Tribunal Administratif d'Orléans — Décision N° TA45-2402728

jeudi 6 février 2025

JuridictionTribunal Administratif d'Orléans
SectionTribunal Administratif d'Orléans
N° DossierTA45-2402728
TypeOrdonnance
RecoursExcès de pouvoir

Résumé IA

Le Tribunal administratif d'Orléans a été saisi par Mme B A d'un recours en excès de pouvoir contre un titre de perception de 4 368,42 euros émis par la direction départementale des finances publiques de la Moselle, confirmé par l'établissement national de la solde. Le ministre des armées a fait valoir que la créance contestée avait été annulée par un titre d'annulation du 19 décembre 2024. Constatant que la requête avait perdu son objet, le tribunal a prononcé un non-lieu à statuer sur le fondement de l'article R. 222-1 du code de justice administrative.

Texte intégral

Vu la procédure suivante :

Par une requête et des pièces complémentaires, enregistrées le 1er juillet 2024 et le 10 juillet 2024, Mme B A doit être regardée comme demandant l'annulation de la décision de l'établissement national de la solde (ENS) du 25 mars 2024 confirmant le bien-fondé du titre de perception du 31 juillet 2023 d'un montant de 4 368,42 euros émis à son encontre par la direction départementale des finances publiques (DDFIP) de la Moselle, ensemble ledit titre de perception.

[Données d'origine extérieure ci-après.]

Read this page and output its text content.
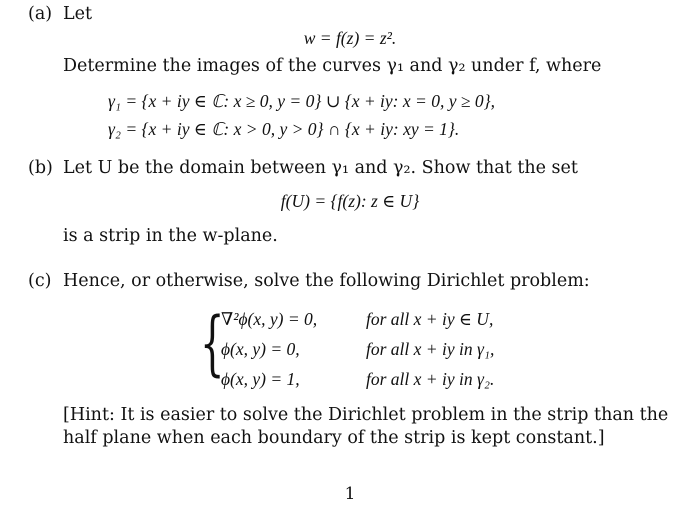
(a) Let
w = f(z) = z².
Determine the images of the curves γ₁ and γ₂ under f, where
γ₁ = {x + iy ∈ ℂ: x ≥ 0, y = 0} ∪ {x + iy: x = 0, y ≥ 0},
γ₂ = {x + iy ∈ ℂ: x > 0, y > 0} ∩ {x + iy: xy = 1}.
(b) Let U be the domain between γ₁ and γ₂. Show that the set
f(U) = {f(z): z ∈ U}
is a strip in the w-plane.
(c) Hence, or otherwise, solve the following Dirichlet problem:
{
∇²ϕ(x, y) = 0,	for all x + iy ∈ U,
ϕ(x, y) = 0,	for all x + iy in γ₁,
ϕ(x, y) = 1,	for all x + iy in γ₂.
[Hint: It is easier to solve the Dirichlet problem in the strip than the
half plane when each boundary of the strip is kept constant.]
1
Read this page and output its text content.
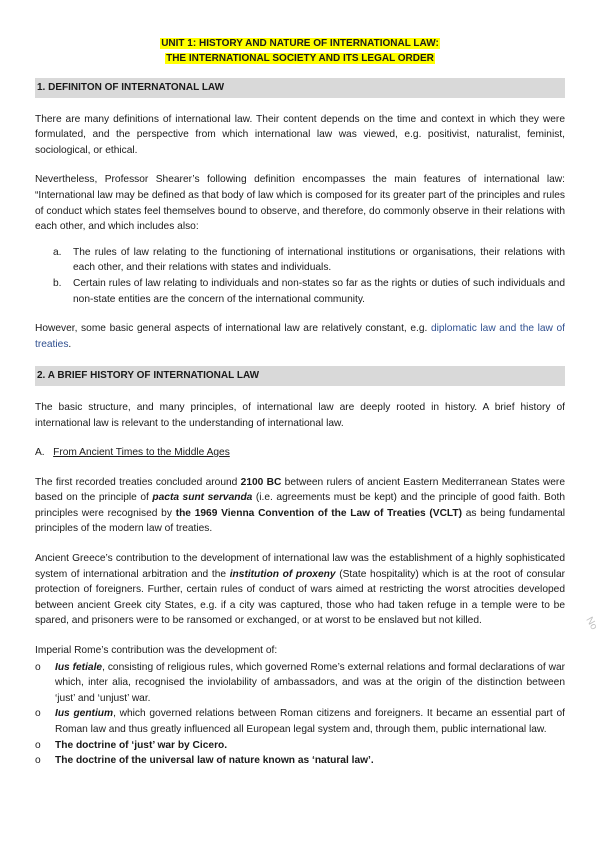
UNIT 1: HISTORY AND NATURE OF INTERNATIONAL LAW:
THE INTERNATIONAL SOCIETY AND ITS LEGAL ORDER
1. DEFINITON OF INTERNATONAL LAW

There are many definitions of international law. Their content depends on the time and context in which they were formulated, and the perspective from which international law was viewed, e.g. positivist, naturalist, feminist, sociological, or ethical.

Nevertheless, Professor Shearer’s following definition encompasses the main features of international law: “International law may be defined as that body of law which is composed for its greater part of the principles and rules of conduct which states feel themselves bound to observe, and therefore, do commonly observe in their relations with each other, and which includes also:

a. The rules of law relating to the functioning of international institutions or organisations, their relations with each other, and their relations with states and individuals.
b. Certain rules of law relating to individuals and non-states so far as the rights or duties of such individuals and non-state entities are the concern of the international community.

However, some basic general aspects of international law are relatively constant, e.g. diplomatic law and the law of treaties.

2. A BRIEF HISTORY OF INTERNATIONAL LAW

The basic structure, and many principles, of international law are deeply rooted in history. A brief history of international law is relevant to the understanding of international law.

A. From Ancient Times to the Middle Ages

The first recorded treaties concluded around 2100 BC between rulers of ancient Eastern Mediterranean States were based on the principle of pacta sunt servanda (i.e. agreements must be kept) and the principle of good faith. Both principles were recognised by the 1969 Vienna Convention of the Law of Treaties (VCLT) as being fundamental principles of the modern law of treaties.

Ancient Greece’s contribution to the development of international law was the establishment of a highly sophisticated system of international arbitration and the institution of proxeny (State hospitality) which is at the root of consular protection of foreigners. Further, certain rules of conduct of wars aimed at restricting the worst atrocities developed between ancient Greek city States, e.g. if a city was captured, those who had taken refuge in a temple were to be spared, and prisoners were to be ransomed or exchanged, or at worst to be enslaved but not killed.

Imperial Rome’s contribution was the development of:
o Ius fetiale, consisting of religious rules, which governed Rome’s external relations and formal declarations of war which, inter alia, recognised the inviolability of ambassadors, and was at the origin of the distinction between ‘just’ and ‘unjust’ war.
o Ius gentium, which governed relations between Roman citizens and foreigners. It became an essential part of Roman law and thus greatly influenced all European legal system and, through them, public international law.
o The doctrine of ‘just’ war by Cicero.
o The doctrine of the universal law of nature known as ‘natural law’.
No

Par un mémoire, enregistré le 4 février 2025, le ministre des armées conclut au non-lieu à statuer sur la requête au motif que, par lettre du 26 novembre 2024, l'ENS a informé la requérante que la décision du 25 mars 2024 ainsi que le titre de perception contesté du 31 juillet 2023 allaient être annulés et qu'un titre d'annulation établi le 19 décembre 2024 a annulé la créance dont le bien-fondé et la régularité étaient contestés.

Vu les autres pièces du dossier.

Vu le code de justice administrative.

Considérant ce qui suit :

1. Aux termes de l'article R. 222-1 du code de justice administrative : " () les présidents de formation de jugement des tribunaux () peuvent, par ordonnance : () 3° Constater qu'il n'y a pas lieu de statuer sur une requête ; () ".

2. Il ressort des pièces du dossier qu'un titre d'annulation établi le 19 décembre 2024 a annulé la créance dont le bien-fondé et la régularité étaient contestés. Par suite, les conclusions aux fins d'annulation présentées par Mme B A ont perdu leur objet. Dès lors, il n'y a plus lieu d'y statuer.

O R D O N N E :

Article 1er : Il n'y a pas lieu de statuer sur les conclusions de la requête présentée par Mme B A.

Article 2 : La présente ordonnance sera notifiée à Mme B A et au ministre des armées.

Fait à Orléans, le 6 février 2025.

La présidente de la 1ère chambre,

Anne LEFEBVRE-SOPPELSA

La République mande et ordonne au ministre des armées en ce qui le concerne ou à tous commissaires de justice à ce requis en ce qui concerne les voies de droit commun contre les parties privées, de pourvoir à l'exécution de la présente ordonnance.